En zappant encore, ma tante finit par tomber sur autre vidéo où l'on pouvait voir un groupe de jeunes sur une estrade vêtue d'une tunique bleue turquoise avec quelques reflets couleur or. Il ne me faut pas bien longtemps avant de reconnaître l'intérieur d'une église. A la tête de toute cette troupe, je repère ma mère en train d'entonner le début de Amazing Grace. Et bon sang, quelle voix elle avait ! Je me souviens qu'elle chantait régulièrement mais là... Wow. J'ignorais qu'elle pouvait exécuter d'aussi beaux vibratos. Sa voix claire et puissante semble retentir dans tout le bâtiment.

Ensuite, c'est au tour de ma tante d'avancer aux côtés de ma mère pour poursuivre ce chant avec elle. Leur deux voix s'harmonisaient parfaitement, la voix de ma tante étant plus douce et satinée. Derrière elles, le chœur que composent le reste des chanteurs semble les soutenir avec leur propre voix. Des frissons commencent à se répartir sur mes bras.

Une fois le chant terminé, je me tourne vers ma tante, estomaquée.

-La vache... Vous avez pensé à participer à The Voice ?

Suite à ce commentaire, j'ai le plaisir de voir un sourire se dessiner sur les lèvres de Rosa.

-Les gens nous disaient souvent qu'on formerait un excellent duo de chanteuses. Mais tout le monde pensait que c'était Mariah qui deviendrait la plus célèbre de nous deux. Elle était tout ce que je n'étais pas: drôle, à l'aise avec les autres, pleine d'entrain, sans compter son fichu caractère bien trempé.

-Tu as aussi un fichu caractère bien trempé quand tu le veux, tante Rosa, j'observe alors.

Son regard se fait plus lointain.

-Tu n'as pas la langue dans ta poche, murmure-t-elle. Comme ta mère.

Je place mes jambes en tailleur, ce qui, étonnamment, n'a plus l'air de la surprendre. Quand je pense à la fois où elle m'a incendiée, le jour de mon arrivée, parce que j'étais assise comme... quoi déjà? Une "non-civilisée".

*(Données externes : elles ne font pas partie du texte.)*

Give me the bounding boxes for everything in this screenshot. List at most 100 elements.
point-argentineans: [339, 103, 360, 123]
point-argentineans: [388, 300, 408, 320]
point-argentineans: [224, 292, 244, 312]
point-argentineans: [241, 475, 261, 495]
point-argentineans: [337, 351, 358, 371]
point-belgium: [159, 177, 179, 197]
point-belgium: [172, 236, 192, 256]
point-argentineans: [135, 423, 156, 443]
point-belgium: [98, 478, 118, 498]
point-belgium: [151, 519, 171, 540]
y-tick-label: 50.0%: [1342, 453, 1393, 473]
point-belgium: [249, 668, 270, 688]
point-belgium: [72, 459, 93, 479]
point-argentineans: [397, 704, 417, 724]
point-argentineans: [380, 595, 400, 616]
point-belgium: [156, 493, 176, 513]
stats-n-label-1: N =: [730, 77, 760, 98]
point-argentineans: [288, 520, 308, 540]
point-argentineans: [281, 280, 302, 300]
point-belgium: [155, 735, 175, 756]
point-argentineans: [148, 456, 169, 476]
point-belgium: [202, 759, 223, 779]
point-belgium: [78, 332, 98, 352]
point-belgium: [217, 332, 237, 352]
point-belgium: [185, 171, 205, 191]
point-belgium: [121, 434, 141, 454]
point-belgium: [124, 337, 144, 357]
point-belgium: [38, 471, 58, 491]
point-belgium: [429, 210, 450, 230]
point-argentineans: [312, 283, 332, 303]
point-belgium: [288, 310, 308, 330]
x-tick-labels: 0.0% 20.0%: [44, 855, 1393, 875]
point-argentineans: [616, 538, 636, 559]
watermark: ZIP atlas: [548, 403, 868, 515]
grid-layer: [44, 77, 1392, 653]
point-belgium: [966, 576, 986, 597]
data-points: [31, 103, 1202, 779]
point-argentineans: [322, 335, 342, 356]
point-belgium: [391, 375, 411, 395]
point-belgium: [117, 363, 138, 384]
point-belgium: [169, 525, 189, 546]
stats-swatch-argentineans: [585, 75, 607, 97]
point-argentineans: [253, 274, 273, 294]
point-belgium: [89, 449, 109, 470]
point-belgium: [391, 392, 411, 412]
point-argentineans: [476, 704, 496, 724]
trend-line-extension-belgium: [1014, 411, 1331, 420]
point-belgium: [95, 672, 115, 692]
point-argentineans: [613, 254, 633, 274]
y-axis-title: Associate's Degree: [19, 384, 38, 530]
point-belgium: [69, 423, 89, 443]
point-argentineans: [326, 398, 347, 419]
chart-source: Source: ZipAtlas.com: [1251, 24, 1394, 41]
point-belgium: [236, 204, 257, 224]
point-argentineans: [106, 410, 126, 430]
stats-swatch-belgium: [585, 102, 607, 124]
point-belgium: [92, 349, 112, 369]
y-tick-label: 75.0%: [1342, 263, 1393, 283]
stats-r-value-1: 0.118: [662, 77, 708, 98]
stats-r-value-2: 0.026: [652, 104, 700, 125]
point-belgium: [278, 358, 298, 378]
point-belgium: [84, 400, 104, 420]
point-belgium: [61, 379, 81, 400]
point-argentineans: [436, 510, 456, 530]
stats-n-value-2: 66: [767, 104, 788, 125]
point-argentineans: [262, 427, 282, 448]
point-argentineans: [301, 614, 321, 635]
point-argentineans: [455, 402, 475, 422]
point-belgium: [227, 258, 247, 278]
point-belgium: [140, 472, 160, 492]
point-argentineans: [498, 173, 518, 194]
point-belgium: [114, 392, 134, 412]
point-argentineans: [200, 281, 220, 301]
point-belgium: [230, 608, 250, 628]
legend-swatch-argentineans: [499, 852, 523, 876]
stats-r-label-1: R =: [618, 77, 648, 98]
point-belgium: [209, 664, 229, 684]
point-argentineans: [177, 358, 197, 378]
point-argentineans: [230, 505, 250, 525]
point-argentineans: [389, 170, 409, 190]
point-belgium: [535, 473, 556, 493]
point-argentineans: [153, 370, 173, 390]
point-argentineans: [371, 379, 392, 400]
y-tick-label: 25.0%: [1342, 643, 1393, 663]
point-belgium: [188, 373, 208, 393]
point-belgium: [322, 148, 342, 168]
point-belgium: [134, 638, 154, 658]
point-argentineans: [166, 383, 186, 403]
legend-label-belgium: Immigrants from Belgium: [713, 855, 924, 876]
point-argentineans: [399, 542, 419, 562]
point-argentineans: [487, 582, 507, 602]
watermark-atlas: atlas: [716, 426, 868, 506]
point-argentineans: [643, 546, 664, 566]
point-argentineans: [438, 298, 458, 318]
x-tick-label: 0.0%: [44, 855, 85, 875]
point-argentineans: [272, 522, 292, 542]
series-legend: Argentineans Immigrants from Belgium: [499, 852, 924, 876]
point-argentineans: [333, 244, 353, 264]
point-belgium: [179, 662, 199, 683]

Ça remonte à loin, mine de rien.

-Si je comprends bien, vous étiez, maman et toi, exposées à des remarques désagréables à cause de votre couleur de peau. Comment ça se traduisait, au quotidien?

Rosa fait tourner la bague qu'elle porte à l'annulaire tout en réfléchissant.

-Déjà, les gens voyaient d'un mauvais œil le fait qu'un Blanc et une Noire se mettent ensemble. On dirait aujourd'hui que ce genre de réflexion est inadmissible, mais à l'époque de nos parents, les préjugés sur ce sujet étaient encore très vifs. Quand des personnes les voyaient se tenir la main, elles fronçaient le nez sans le moindre scrupule. Elles pensaient aussi que leur mariage tomberait rapidement à l'eau. Mais, comme on dirait, ils ont traversé ensemble les épreuves de la vie jusqu'à ce que la mort les sépare.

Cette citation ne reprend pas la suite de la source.